🤖 AI Summary
Current evaluations of AI agents are largely confined to context-free, single-turn interactions, which fail to capture their performance in real-world, complex tasks. This work proposes the first dynamic benchmark that integrates temporally evolving personal context, interactive tool use, and multi-step reasoning. The benchmark features 2,413 multi-agent scenarios generated through an event-driven pipeline, each annotated with triple-dimensional complexity—referential, functional, and informational—and is accompanied by an executable environment and automated evaluation scripts. Experiments reveal a significant performance drop among leading large language models (e.g., Claude-4.5-Opus, DeepSeek-V3.2) on high-complexity tasks, exposing fundamental limitations in contextual awareness and reliable planning, with parameter generation identified as a critical bottleneck.
📝 Abstract
Next-generation AI must manage vast personal data, diverse tools, and multi-step reasoning, yet most benchmarks remain context-free and single-turn. We present ASTRA-bench (Assistant Skills in Tool-use, Reasoning \& Action-planning), a benchmark that uniquely unifies time-evolving personal context with an interactive toolbox and complex user intents. Our event-driven pipeline generates 2,413 scenarios across four protagonists, grounded in longitudinal life events and annotated by referential, functional, and informational complexity.

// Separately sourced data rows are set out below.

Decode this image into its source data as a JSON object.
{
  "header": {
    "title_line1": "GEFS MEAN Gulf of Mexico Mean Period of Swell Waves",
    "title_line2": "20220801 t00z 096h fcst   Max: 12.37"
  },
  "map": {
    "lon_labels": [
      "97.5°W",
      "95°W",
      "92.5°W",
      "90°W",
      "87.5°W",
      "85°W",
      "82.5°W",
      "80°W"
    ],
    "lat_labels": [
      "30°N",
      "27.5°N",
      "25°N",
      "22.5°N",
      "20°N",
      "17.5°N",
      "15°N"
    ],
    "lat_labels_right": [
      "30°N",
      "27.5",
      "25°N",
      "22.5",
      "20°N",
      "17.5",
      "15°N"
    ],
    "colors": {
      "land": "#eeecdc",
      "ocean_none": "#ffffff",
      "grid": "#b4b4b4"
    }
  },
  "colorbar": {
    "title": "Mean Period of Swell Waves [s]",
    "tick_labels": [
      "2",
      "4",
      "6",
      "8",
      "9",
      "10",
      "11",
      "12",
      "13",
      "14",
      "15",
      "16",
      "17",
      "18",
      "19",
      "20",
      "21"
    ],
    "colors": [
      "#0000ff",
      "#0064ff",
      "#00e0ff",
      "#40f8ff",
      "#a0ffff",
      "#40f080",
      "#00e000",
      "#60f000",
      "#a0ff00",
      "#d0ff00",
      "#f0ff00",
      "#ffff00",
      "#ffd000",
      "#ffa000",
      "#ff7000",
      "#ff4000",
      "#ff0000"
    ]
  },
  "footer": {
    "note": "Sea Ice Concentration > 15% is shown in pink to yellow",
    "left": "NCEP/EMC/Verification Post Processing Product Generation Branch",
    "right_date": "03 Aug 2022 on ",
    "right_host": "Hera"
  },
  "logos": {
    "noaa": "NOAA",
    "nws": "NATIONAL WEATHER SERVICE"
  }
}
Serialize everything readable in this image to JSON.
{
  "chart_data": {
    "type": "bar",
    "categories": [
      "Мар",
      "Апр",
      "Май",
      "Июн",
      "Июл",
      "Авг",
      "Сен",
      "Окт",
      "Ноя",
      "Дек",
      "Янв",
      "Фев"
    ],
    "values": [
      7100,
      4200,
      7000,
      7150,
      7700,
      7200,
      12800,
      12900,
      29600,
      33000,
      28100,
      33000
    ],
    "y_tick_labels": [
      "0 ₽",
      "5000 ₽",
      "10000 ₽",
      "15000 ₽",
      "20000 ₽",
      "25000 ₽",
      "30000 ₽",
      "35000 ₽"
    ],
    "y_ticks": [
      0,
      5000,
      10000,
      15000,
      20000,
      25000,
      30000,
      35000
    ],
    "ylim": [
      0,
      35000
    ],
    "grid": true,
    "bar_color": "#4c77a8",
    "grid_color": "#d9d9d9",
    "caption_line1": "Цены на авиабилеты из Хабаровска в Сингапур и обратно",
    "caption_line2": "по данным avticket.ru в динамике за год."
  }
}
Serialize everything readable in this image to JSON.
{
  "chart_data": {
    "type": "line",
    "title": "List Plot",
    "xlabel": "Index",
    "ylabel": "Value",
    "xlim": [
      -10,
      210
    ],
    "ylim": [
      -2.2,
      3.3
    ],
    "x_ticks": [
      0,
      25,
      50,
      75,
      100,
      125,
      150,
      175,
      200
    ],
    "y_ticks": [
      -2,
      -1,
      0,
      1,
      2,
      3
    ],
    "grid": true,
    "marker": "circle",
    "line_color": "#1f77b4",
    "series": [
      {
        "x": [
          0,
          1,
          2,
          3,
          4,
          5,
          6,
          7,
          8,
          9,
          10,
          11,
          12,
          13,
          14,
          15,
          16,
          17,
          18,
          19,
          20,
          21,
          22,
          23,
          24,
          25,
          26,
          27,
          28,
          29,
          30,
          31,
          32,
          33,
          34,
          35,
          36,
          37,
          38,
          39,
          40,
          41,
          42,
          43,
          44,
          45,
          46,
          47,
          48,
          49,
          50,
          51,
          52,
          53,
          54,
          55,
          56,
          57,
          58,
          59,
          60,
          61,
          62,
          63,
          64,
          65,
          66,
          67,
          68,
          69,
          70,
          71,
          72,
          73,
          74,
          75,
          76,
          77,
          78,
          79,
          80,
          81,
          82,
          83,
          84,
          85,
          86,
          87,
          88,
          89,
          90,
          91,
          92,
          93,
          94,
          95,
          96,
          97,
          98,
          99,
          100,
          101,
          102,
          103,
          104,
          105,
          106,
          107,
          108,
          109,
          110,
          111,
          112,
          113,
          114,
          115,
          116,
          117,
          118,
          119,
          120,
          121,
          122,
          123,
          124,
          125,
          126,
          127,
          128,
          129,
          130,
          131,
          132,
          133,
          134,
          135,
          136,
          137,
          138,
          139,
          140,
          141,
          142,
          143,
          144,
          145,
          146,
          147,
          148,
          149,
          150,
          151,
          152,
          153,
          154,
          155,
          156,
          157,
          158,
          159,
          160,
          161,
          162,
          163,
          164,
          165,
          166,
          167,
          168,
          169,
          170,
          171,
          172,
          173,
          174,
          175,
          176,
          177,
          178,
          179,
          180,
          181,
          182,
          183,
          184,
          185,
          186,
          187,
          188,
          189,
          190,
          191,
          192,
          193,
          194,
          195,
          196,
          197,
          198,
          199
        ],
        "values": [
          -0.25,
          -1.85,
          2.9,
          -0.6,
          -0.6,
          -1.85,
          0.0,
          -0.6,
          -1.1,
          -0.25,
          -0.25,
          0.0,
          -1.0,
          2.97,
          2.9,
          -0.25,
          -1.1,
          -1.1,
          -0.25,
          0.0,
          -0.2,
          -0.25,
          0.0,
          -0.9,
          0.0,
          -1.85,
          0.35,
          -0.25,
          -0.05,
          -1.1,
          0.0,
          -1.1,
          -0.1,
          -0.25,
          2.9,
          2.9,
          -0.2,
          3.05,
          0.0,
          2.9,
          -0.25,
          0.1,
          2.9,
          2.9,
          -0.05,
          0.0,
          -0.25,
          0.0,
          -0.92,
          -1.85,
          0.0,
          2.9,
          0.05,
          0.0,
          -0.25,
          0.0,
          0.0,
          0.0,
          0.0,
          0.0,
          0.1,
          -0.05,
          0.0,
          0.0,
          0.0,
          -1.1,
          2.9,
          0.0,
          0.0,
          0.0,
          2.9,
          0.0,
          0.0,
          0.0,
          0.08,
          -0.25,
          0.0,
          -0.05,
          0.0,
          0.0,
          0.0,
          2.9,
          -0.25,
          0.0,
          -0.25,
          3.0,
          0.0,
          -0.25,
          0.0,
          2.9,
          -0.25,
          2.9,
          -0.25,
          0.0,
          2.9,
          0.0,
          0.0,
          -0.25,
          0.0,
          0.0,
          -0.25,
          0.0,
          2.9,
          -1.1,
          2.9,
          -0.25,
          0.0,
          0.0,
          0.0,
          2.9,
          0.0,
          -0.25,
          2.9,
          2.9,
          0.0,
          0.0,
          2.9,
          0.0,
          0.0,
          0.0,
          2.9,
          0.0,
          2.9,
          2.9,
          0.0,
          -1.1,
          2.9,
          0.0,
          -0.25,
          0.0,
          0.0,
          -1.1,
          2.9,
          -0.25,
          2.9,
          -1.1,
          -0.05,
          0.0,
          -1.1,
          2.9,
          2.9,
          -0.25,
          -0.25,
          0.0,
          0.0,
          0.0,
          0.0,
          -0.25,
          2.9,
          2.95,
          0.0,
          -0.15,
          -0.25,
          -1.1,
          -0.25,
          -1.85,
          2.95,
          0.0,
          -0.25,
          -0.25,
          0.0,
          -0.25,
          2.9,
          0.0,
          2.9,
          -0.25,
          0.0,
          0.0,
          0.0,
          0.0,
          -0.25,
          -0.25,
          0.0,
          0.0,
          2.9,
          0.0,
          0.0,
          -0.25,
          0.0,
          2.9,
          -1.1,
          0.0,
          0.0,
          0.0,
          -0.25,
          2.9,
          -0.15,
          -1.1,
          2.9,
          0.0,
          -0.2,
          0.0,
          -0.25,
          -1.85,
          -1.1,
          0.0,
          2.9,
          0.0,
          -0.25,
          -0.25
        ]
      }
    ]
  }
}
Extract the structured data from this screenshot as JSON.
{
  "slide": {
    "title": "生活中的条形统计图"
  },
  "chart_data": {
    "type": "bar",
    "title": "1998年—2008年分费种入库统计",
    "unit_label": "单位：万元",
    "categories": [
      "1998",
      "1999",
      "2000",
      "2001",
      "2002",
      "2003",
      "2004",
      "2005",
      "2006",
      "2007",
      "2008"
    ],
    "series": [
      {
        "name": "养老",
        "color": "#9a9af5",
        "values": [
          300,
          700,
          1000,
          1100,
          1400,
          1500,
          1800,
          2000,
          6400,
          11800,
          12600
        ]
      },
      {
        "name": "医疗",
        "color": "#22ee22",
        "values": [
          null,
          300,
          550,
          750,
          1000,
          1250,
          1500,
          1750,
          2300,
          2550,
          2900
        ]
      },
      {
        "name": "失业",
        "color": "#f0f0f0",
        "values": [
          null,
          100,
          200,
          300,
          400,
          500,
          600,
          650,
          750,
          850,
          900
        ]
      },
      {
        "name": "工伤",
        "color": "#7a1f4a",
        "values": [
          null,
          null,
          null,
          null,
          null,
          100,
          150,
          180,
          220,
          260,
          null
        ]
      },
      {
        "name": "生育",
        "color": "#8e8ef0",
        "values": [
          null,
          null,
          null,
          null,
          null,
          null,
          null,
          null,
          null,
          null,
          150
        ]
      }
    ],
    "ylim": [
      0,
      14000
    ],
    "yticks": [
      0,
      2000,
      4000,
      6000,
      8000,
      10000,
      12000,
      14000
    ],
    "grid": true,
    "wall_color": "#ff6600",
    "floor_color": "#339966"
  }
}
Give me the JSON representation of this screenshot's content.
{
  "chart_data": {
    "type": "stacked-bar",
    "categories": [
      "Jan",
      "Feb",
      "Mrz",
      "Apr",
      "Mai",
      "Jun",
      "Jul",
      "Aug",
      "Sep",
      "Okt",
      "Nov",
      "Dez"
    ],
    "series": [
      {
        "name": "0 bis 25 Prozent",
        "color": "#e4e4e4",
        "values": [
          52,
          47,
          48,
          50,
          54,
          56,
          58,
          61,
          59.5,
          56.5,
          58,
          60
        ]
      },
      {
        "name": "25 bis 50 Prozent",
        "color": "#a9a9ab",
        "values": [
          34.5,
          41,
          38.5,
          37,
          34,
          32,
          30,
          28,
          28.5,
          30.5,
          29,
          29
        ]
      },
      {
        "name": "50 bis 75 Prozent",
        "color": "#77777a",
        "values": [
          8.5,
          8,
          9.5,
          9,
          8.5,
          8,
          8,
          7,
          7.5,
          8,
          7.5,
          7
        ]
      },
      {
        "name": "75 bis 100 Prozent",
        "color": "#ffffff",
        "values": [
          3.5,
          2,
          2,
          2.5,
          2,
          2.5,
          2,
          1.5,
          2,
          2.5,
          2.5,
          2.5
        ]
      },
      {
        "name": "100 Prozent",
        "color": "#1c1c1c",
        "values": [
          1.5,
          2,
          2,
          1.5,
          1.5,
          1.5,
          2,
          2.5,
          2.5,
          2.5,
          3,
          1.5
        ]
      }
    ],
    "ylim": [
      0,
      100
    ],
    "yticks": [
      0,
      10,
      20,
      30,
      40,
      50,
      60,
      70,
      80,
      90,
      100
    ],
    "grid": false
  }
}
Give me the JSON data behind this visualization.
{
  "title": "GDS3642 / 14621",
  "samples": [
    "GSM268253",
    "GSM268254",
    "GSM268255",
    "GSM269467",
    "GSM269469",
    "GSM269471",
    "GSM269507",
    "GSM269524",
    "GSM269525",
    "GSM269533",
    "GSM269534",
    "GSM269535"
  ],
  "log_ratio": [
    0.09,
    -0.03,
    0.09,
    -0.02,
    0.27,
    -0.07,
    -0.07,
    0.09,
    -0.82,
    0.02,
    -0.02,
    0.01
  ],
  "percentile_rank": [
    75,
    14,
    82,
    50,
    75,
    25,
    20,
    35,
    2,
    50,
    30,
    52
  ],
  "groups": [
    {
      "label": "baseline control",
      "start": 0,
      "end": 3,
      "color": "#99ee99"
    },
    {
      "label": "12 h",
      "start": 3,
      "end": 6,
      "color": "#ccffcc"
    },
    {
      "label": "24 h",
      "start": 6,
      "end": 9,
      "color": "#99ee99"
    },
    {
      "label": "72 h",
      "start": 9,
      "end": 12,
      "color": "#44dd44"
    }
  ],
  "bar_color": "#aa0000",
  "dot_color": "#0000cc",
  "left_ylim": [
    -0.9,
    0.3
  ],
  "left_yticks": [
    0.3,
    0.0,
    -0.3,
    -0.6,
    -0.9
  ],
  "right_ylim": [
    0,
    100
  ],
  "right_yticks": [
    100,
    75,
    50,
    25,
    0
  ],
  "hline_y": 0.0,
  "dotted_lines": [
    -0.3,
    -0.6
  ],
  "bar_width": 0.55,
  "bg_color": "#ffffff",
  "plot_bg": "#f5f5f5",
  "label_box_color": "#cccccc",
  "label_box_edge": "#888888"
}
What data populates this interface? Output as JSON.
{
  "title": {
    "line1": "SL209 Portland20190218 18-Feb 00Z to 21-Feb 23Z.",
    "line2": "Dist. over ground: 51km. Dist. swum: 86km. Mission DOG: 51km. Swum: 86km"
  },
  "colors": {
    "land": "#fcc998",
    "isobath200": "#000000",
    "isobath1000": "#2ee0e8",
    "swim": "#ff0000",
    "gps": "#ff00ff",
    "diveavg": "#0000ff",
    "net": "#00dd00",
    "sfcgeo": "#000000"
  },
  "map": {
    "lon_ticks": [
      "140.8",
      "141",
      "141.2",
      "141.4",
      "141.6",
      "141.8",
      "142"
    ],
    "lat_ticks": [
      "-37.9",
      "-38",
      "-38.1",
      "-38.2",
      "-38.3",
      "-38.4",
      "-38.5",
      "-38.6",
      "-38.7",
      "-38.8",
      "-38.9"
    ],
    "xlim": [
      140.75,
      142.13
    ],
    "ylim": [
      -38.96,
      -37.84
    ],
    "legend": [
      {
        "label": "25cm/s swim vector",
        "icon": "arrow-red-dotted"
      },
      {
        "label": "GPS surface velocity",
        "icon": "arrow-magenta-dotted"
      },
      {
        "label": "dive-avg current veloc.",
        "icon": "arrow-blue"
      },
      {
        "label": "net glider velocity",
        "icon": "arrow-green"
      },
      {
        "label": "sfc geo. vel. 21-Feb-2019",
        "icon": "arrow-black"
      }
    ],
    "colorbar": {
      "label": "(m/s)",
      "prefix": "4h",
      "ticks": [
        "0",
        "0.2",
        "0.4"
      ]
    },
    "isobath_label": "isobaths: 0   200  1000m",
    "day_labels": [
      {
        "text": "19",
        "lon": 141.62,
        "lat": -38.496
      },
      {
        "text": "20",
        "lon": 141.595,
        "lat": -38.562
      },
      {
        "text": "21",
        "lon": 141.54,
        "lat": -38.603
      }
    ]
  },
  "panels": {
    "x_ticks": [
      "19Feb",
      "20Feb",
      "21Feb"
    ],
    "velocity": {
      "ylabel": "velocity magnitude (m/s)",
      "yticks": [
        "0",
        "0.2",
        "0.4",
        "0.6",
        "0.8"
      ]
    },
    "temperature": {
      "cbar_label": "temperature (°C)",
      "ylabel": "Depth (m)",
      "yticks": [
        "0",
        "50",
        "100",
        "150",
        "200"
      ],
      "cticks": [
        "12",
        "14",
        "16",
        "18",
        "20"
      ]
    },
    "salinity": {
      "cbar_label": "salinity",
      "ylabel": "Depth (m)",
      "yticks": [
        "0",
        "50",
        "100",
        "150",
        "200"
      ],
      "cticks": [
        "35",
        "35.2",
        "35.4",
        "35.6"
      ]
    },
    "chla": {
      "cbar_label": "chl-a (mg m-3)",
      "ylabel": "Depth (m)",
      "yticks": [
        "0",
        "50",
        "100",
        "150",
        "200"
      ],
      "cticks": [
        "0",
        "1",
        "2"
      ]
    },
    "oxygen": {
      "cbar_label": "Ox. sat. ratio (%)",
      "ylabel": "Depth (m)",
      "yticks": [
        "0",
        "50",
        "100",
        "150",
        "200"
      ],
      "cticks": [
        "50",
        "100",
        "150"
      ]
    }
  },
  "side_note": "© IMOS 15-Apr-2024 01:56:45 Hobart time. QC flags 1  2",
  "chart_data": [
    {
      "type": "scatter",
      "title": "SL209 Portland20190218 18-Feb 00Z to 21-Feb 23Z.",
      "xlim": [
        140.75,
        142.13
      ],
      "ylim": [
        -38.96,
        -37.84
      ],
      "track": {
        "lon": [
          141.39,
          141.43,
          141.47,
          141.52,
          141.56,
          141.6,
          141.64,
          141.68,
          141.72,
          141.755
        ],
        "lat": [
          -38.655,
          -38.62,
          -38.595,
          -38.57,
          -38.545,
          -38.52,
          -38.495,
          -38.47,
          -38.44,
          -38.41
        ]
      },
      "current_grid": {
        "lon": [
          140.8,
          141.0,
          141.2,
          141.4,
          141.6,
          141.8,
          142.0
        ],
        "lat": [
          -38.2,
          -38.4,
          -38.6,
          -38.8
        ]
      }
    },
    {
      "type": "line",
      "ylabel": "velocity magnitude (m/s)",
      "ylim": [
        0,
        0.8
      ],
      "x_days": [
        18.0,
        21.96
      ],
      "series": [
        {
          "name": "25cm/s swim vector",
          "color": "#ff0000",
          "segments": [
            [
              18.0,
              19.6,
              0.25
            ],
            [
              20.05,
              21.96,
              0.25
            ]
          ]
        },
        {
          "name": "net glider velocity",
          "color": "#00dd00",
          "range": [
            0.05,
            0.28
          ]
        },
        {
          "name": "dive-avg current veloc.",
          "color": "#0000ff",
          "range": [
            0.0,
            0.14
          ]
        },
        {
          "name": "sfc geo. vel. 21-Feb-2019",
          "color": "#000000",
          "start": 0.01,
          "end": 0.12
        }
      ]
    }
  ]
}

Evaluation of state-of-the-art models (e.g., Claude-4.5-Opus, DeepSeek-V3.2) reveals significant performance degradation under high-complexity conditions, with argument generation emerging as the primary bottleneck. These findings expose critical limitations in current agents' ability to ground reasoning within messy personal context and orchestrate reliable multi-step plans. We release ASTRA-bench with a full execution environment and evaluation scripts to provide a diagnostic testbed for developing truly context-aware AI assistants.